A novel variable-separation method based on sparse representation for stochastic partial differential equations

TL;DR

This paper introduces a new variable-separation method for stochastic PDEs that reduces computational complexity and enhances efficiency through sparse representation and hierarchical tensor approximation techniques.

Contribution

The paper develops a novel variable-separation approach with no iteration at each step, combined with ILARS and HSLRTA for efficient high-dimensional stochastic PDE solutions.

Findings

NVS achieves systematic solution representation with less computation.

ILARS improves efficiency in sparse regularization tasks.

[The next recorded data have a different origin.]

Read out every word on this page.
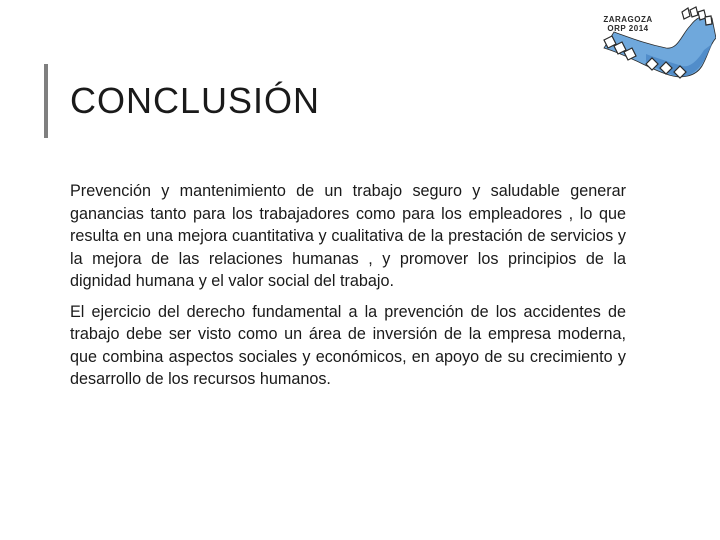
CONCLUSIÓN

Prevención y mantenimiento de un trabajo seguro y saludable generar ganancias tanto para los trabajadores como para los empleadores , lo que resulta en una mejora cuantitativa y cualitativa de la prestación de servicios y la mejora de las relaciones humanas , y promover los principios de la dignidad humana y el valor social del trabajo.

El ejercicio del derecho fundamental a la prevención de los accidentes de trabajo debe ser visto como un área de inversión de la empresa moderna, que combina aspectos sociales y económicos, en apoyo de su crecimiento y desarrollo de los recursos humanos.

ZARAGOZA
ORP 2014
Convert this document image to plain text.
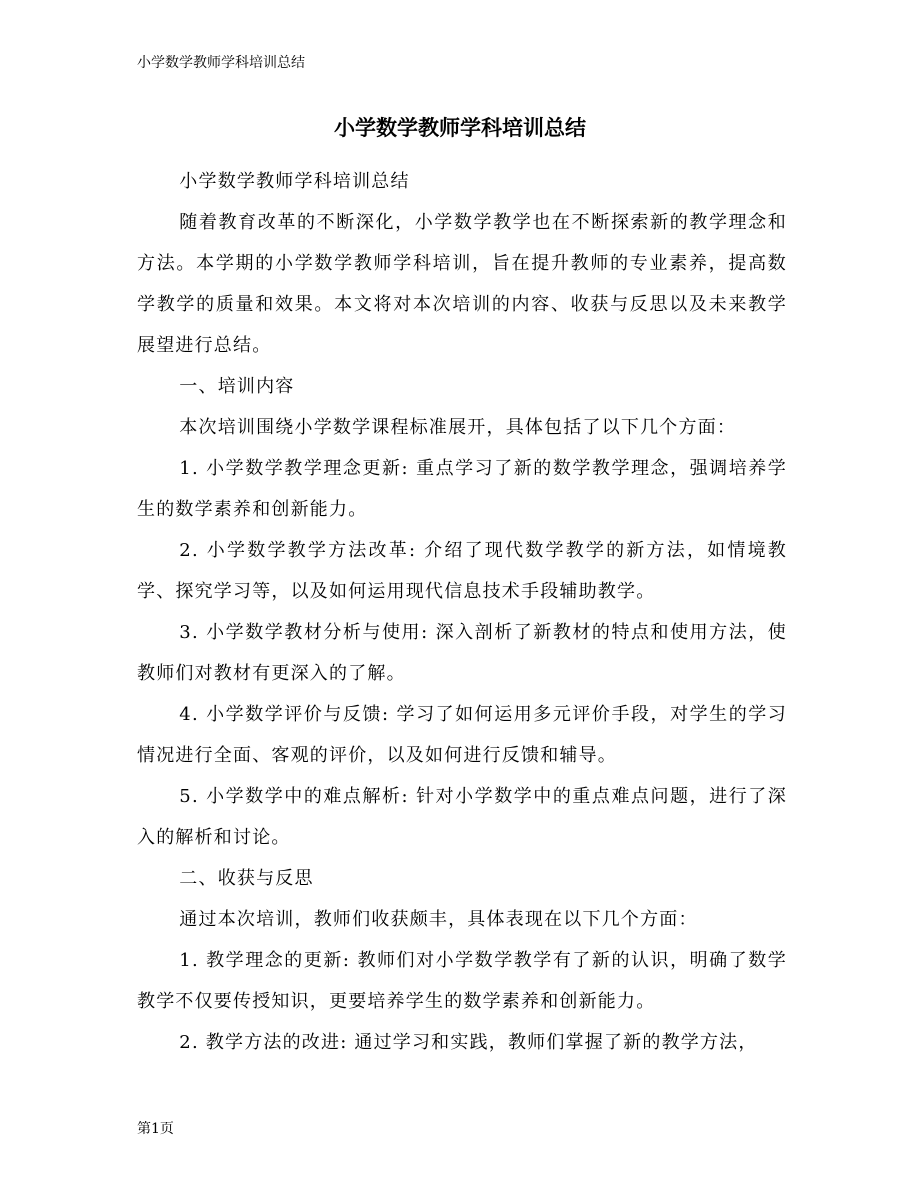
小学数学教师学科培训总结
小学数学教师学科培训总结

小学数学教师学科培训总结

随着教育改革的不断深化，小学数学教学也在不断探索新的教学理念和方法。本学期的小学数学教师学科培训，旨在提升教师的专业素养，提高数学教学的质量和效果。本文将对本次培训的内容、收获与反思以及未来教学展望进行总结。

一、培训内容

本次培训围绕小学数学课程标准展开，具体包括了以下几个方面：

1. 小学数学教学理念更新: 重点学习了新的数学教学理念，强调培养学生的数学素养和创新能力。

2. 小学数学教学方法改革: 介绍了现代数学教学的新方法，如情境教学、探究学习等，以及如何运用现代信息技术手段辅助教学。

3. 小学数学教材分析与使用: 深入剖析了新教材的特点和使用方法，使教师们对教材有更深入的了解。

4. 小学数学评价与反馈: 学习了如何运用多元评价手段，对学生的学习情况进行全面、客观的评价，以及如何进行反馈和辅导。

5. 小学数学中的难点解析: 针对小学数学中的重点难点问题，进行了深入的解析和讨论。

二、收获与反思

通过本次培训，教师们收获颇丰，具体表现在以下几个方面：

1. 教学理念的更新: 教师们对小学数学教学有了新的认识，明确了数学教学不仅要传授知识，更要培养学生的数学素养和创新能力。

2. 教学方法的改进: 通过学习和实践，教师们掌握了新的教学方法，

第1页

HSLRTA effectively approximates high-dimensional stochastic solutions.

Abstract

In this paper, we propose a novel variable-separation (NVS) method for generic multivariate functions. The idea of NVS is extended to to obtain the solution in tensor product structure for stochastic partial differential equations (SPDEs). Compared with many widely used variation-separation methods, NVS shares their merits but has less computation complexity and better efficiency. NVS can be used to get the separated representation of the solution for SPDE in a systematic enrichment manner. No iteration is performed at each enrichment step. This is a significant improvement compared with proper generalized decomposition. Because the stochastic functions of the separated representations obtained by NVS depend on the previous terms, this impacts on the computation efficiency and brings great challenge for numerical simulation for the problems in high stochastic dimensional spaces. In order to overcome the difficulty, we propose an improved least angle regression algorithm (ILARS) and a hierarchical sparse low rank tensor approximation (HSLRTA) method based on sparse regularization. For ILARS, we explicitly give the selection of the optimal regularization parameters at each step based on least angle regression algorithm (LARS) for lasso problems such that ILARS is much more efficient. HSLRTA hierarchically decomposes a high dimensional problem into some low dimensional problems and brings an accurate approximation for the solution to SPDEs in high dimensional stochastic spaces using limited computer resource. A few numerical examples are presented to illustrate the efficacy of the proposed methods.